Let $j \in \mathcal{I}_d$ be an index; we say that the sequence $(a^{(n)})$ stabilizes to the right of index $j$ if there exists a positive integer $N$ such that
$$a^{(n)}_i = a^{(N)}_i$$
whenever $i \geq j$ and $n > N.$

Since $\mathcal{I}_d$ is well-ordered, we can choose $j$ minimal such that our sequence stabilizes to the right of $j;$ also choose $N$ as above, so that $(a^{(n)})_i = (a^{(N)})_i$ whenever $i \geq j$ and $n > N.$

The tuple $a^{(N)}$ has only finitely many nonzero entries.  If $a^{(N)}_k = 0$ for all $k < j$, then the sequence stabilizes at $a^{(N)}$ and we are done.  Otherwise, choose $k$ maximal such that $k < j$ and $a^{(N)}_k > 0.$   (There are only finitely many $k$ with $a^{(N)}_k > 0,$ so again there is no harm in choosing the maximum.)

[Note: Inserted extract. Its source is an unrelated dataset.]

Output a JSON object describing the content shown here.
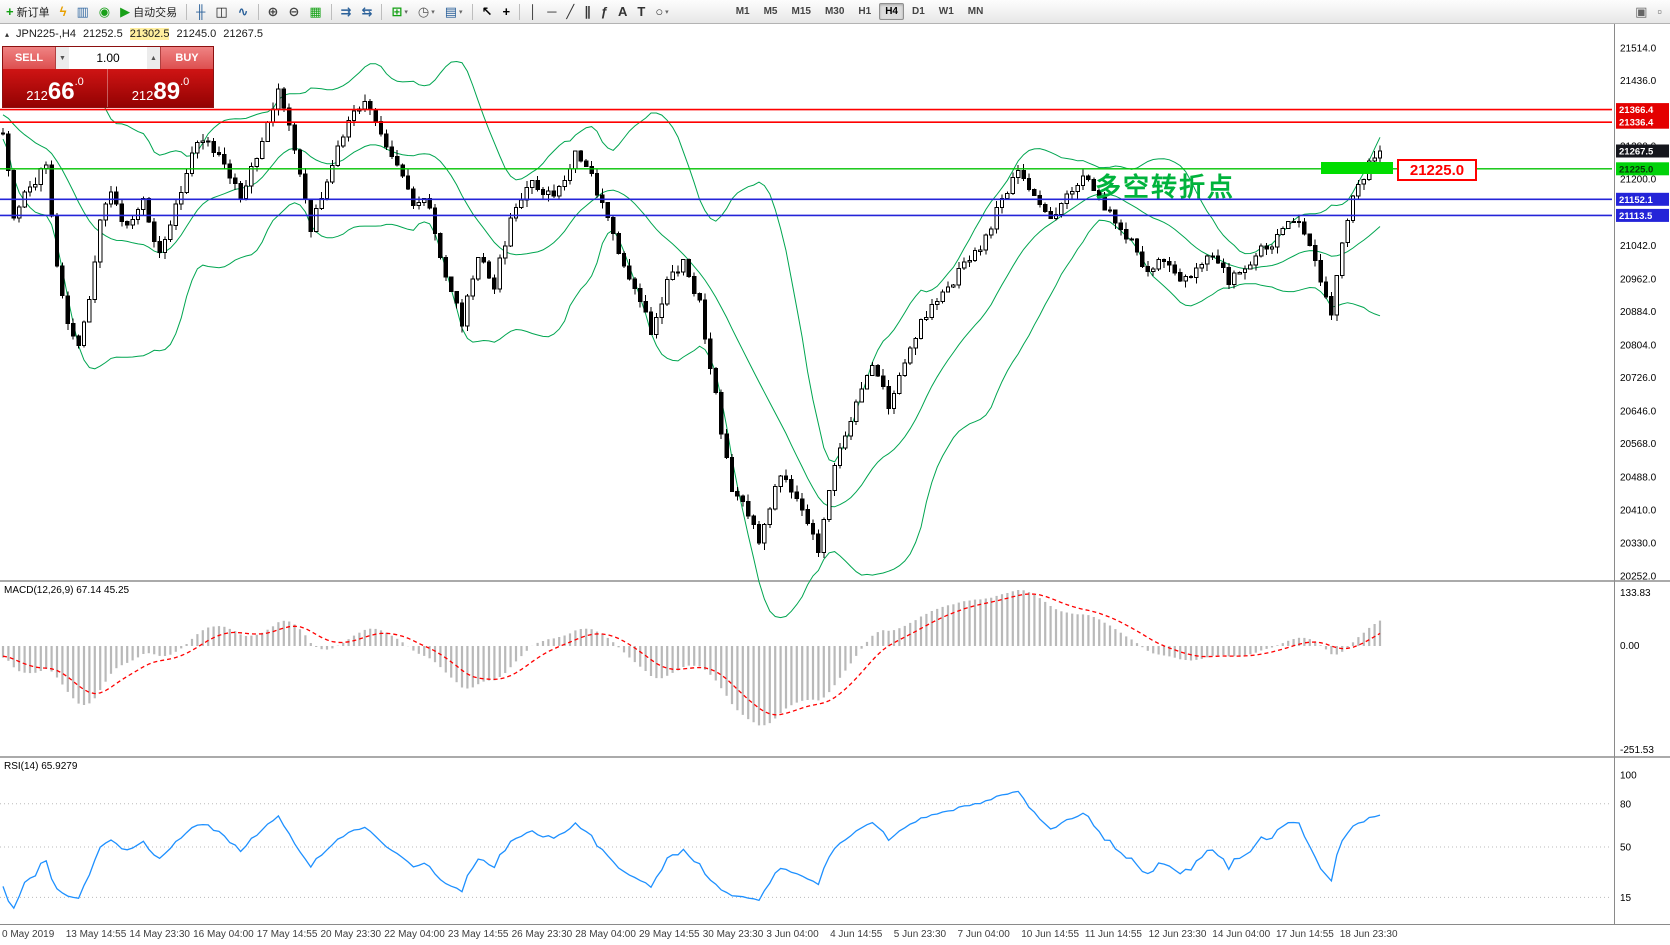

I claim that in fact the sequence stabilizes to the right of index $k$, contradicting our choice of $j.$  Consider an index $i \geq k.$  If $i \geq j$ then we know $(a^{(n)})_i = (a^{(N)})_i$ for $n > N.$  If $k < i < j$ then $a^{(N)}_i = 0;$ and by the lexicographic ordering on $\mathcal{I}_{d+1}$ we know that $a^{(n)}_i = 0$ for $n > N$ as well.  So we only need to worry about $i = k.$  Again by lexicographic ordering, the sequence
$$a^{(N)}_k, a^{(N+1)}_k, a^{(N+2)}_k, \ldots$$
is a nonincreasing sequence of natural numbers.  Any such sequence in $\mathbb{N}$ eventually stabilizes.  So our sequence $(a^{(n)})$ stabilizes to the right of $k$ as well, contradicting our choice of $j.$ $\blacksquare$

In closing I'll just mention that the sets $\mathcal{I}_d$ are examples of ordinals; interpreting them as such gives rise to the proofs linked to at the very beginning of this post.